I am not aware of any other comparable company in our sector who does this and is as clear about it.’
But the comments are unlikely to convince many politicians and campaigners as the shift in strategy was announced as BP revealed billions of profits for 2022.
It and its major rivals have cashed in on soaring oil and gas prices sparked by Russia’s invasion of Ukraine.
Looney’s rhetoric also shifted in the wake of the results, saying BP needed to continue ‘near-term investment into today’s energy system – which depends on oil and gas – to meet today’s demands’.
The U-turn was widely seen as an embarrassment for BP, which unlike other oil giants leaned heavily into its green ambitions after Looney – who has spent his entire career at BP – took over as boss in 2020.

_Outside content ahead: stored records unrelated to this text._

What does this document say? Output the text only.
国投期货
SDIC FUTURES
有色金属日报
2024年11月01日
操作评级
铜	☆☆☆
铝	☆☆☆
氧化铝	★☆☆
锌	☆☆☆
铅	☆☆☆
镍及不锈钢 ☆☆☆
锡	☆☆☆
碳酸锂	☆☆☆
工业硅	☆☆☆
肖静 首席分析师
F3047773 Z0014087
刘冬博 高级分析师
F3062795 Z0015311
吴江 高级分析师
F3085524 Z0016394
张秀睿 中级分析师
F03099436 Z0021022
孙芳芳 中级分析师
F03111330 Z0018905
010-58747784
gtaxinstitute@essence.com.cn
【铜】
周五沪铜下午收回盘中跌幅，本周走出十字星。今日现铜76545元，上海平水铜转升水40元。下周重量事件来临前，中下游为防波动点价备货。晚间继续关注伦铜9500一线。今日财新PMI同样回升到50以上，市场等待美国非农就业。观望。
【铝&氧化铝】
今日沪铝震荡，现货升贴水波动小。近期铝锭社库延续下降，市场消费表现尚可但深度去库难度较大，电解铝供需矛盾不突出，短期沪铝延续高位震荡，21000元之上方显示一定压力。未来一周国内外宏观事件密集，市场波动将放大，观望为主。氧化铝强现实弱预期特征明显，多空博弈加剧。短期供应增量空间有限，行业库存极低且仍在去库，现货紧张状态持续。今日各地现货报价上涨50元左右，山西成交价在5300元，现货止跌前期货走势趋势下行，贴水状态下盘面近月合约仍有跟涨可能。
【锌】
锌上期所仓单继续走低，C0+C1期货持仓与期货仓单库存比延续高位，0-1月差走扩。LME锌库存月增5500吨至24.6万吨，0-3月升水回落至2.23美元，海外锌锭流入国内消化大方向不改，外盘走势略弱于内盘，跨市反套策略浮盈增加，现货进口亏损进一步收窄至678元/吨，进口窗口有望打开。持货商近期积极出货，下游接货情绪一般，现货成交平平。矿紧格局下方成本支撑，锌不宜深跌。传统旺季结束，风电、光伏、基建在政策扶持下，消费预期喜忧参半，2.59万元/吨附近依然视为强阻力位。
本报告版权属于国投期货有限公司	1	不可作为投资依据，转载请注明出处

He had previously waxed lyrical about how the world needed a ‘rapid transition to net-zero’ and that BP could be ‘a force for good in the world’ by shifting its focus towards renewables.
The approach stood in stark contrast to many of its competitors which had made comments about shifting away from fossil fuels but had not made it the centrepiece of their strategy.
But the chief executive’s lofty goals appear to have been overtaken by cold hard cash as global oil firms raked in billions off the back of surging crude prices last year.
AJ Bell investment director Russ Mould said: ‘Some may be tempted to see BP’s policy shift as a U-turn.
‘Others will see it as a pragmatic – if very reluctant – acceptance of the grim realities of energy security and the globe’s ongoing need for, and reliance upon, hydrocarbons whether we like it or not.’
He added that while the company’s decision may be ‘unpalatable to some’, the question over funding the shift from fossil fuel to renewables remained ‘a challenge’ and there was ‘no such thing as a perfect outcome.’
International oil benchmark Brent crude hit an 11-year high of over $120 a barrel last June as the Russian invasion sparked fears of an energy supply crunch.
While prices have eased since then to around $86, they are still well above levels seen during the depths of the Covid-19 pandemic as well as before the virus took hold.
Aside from BP, Shell’s profits hit an all-time high of £33billion in 2022, while results from US energy giant’s Chevron and Exxon, Norway’s Equinor and French group TotalEnergies also broke records.
The bumper figures, as well as billions handed back to investors through dividends and share buybacks, have inflamed the debate about whether energy giants should be hit with larger windfall taxes to help fund support for households grappling with surging energy bills. BP shares fell 0.5 per cent, or 2.6p, to 557.4p.